At $299, the Austrian Hi-X55’s are neither the cheapest nor the most expensive options out there in New-Cans-Land. I suspect for many of our readers these would be a step up from your current situation and you’re looking to invest into a dedicated set. And for those I would most-assuredly say these play at a level far beyond the price tag and are worth every dollar. Not a single corner has been cut in their design, quality and construction. If it’s time to hang up that old pair that’s being held together by duct-tape and hope, these deserve your attention.

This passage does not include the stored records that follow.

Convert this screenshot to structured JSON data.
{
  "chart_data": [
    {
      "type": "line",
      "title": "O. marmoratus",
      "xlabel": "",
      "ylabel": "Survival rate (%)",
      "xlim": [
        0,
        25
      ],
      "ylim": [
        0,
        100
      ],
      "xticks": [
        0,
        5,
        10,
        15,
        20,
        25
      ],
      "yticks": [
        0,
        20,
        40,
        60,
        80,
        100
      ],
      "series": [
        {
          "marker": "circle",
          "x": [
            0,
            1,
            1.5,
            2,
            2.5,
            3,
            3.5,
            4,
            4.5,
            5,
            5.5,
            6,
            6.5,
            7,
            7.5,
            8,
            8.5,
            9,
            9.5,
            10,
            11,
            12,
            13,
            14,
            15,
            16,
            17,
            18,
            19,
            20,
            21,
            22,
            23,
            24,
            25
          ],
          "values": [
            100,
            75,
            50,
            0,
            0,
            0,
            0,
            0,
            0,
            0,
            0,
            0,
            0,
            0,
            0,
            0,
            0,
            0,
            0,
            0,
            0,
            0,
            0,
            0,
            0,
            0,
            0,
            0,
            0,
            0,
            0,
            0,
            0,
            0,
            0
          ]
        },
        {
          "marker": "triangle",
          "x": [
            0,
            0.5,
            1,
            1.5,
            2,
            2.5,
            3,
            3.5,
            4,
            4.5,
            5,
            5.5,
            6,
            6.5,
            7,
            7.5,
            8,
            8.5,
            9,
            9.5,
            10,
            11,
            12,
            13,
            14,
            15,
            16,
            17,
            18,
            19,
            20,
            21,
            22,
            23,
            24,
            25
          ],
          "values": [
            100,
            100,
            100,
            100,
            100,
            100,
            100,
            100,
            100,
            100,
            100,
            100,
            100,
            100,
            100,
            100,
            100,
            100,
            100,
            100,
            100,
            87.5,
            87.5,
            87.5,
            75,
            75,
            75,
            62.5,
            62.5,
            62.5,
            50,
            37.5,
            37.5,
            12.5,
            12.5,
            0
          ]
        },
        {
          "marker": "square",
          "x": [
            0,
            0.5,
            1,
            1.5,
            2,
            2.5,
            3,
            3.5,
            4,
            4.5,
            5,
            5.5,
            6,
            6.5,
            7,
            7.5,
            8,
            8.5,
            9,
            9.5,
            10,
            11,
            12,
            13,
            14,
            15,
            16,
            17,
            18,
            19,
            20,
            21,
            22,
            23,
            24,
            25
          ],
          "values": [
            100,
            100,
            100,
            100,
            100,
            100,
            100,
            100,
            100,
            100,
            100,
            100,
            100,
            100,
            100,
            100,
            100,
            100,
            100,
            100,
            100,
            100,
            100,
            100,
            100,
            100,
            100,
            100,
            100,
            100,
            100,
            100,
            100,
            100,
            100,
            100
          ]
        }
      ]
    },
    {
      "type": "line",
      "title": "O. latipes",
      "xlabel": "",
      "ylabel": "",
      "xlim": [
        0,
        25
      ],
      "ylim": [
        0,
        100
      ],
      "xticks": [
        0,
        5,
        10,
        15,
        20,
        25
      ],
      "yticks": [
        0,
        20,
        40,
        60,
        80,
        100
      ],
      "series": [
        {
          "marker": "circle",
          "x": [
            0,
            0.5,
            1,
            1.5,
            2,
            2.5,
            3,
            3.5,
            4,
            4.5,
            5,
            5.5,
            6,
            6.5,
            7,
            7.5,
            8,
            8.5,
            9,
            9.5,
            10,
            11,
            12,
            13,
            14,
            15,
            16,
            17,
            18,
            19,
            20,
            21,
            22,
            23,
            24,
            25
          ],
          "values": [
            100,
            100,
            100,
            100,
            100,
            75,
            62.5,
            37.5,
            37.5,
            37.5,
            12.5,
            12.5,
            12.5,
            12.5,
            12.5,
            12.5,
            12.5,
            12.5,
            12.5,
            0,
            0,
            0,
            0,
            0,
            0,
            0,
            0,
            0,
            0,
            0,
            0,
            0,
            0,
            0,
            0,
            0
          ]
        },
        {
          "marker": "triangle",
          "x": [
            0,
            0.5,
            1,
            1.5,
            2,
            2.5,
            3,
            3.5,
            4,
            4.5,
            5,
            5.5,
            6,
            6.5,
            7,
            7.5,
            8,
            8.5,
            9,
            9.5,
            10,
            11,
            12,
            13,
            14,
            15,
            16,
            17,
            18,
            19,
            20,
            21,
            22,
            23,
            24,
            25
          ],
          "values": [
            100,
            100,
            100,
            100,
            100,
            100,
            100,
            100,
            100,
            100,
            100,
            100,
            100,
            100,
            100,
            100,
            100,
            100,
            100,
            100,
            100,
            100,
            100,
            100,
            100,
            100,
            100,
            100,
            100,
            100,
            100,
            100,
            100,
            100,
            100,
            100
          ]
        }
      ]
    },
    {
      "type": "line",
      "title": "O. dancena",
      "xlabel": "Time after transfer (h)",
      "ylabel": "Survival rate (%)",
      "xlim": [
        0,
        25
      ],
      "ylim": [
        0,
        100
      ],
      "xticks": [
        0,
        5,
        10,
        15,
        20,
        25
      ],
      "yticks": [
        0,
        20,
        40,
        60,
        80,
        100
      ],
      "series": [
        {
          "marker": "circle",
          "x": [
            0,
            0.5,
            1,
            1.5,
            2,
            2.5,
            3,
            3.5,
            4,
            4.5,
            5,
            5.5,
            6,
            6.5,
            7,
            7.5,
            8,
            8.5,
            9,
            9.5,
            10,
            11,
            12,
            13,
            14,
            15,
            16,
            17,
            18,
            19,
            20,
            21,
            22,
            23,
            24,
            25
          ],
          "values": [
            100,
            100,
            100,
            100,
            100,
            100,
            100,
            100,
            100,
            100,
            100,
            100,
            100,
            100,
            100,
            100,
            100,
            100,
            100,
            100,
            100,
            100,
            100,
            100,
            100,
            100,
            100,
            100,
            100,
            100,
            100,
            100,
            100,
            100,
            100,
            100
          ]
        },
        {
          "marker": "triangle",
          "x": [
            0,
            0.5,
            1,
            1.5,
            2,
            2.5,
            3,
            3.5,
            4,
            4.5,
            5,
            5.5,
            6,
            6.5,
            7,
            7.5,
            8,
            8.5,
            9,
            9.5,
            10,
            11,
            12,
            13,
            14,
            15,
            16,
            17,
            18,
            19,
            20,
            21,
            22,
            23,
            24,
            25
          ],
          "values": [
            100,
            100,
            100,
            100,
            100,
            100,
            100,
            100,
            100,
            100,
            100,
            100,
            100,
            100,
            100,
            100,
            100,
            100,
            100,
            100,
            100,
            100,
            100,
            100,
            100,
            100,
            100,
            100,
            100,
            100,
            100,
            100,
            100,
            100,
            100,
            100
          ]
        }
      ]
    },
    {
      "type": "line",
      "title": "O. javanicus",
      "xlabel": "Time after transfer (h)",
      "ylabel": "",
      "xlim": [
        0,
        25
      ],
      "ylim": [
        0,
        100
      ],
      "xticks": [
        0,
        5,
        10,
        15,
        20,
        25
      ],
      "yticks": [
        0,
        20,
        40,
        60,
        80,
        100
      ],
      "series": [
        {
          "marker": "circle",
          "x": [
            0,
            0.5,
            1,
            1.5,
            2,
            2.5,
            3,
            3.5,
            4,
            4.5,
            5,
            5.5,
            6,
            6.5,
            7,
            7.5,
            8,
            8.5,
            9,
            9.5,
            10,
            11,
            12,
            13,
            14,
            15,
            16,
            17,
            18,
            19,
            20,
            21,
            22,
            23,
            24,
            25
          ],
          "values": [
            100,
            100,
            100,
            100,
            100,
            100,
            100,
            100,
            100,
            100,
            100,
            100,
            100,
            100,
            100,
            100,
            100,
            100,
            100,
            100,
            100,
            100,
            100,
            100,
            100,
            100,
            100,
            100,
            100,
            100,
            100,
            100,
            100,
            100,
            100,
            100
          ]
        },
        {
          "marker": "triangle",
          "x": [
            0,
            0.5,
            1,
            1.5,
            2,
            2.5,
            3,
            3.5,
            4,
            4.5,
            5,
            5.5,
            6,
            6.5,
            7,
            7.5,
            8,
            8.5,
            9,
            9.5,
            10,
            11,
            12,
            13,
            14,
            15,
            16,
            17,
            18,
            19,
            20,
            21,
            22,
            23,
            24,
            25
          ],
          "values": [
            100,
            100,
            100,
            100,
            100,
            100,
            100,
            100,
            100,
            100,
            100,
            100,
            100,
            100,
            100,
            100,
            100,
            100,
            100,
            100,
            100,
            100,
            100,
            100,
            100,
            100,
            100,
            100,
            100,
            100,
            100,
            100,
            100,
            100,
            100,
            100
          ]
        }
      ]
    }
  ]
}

While you could find some valid comparisons to the AKG models in their lineage, the Austrian Audio Hi-X55 headphones are most decidedly their own design, form and function. With its baby brother model (Hi-X50) and two impeccably designed condenser microphones that we hope to review soon, Austrian Audio is a group we’re confident will continue to bring both quality and innovation to studios everywhere.
High-excursion driver design can really belt out the low end without flattery.
Sexy matters. And these are downright freaking sexy.
Slightly flattering with high- and low-end (if ruler-flat is the ask).
Non-folding design and lack of a case make them the not-most-portable pair.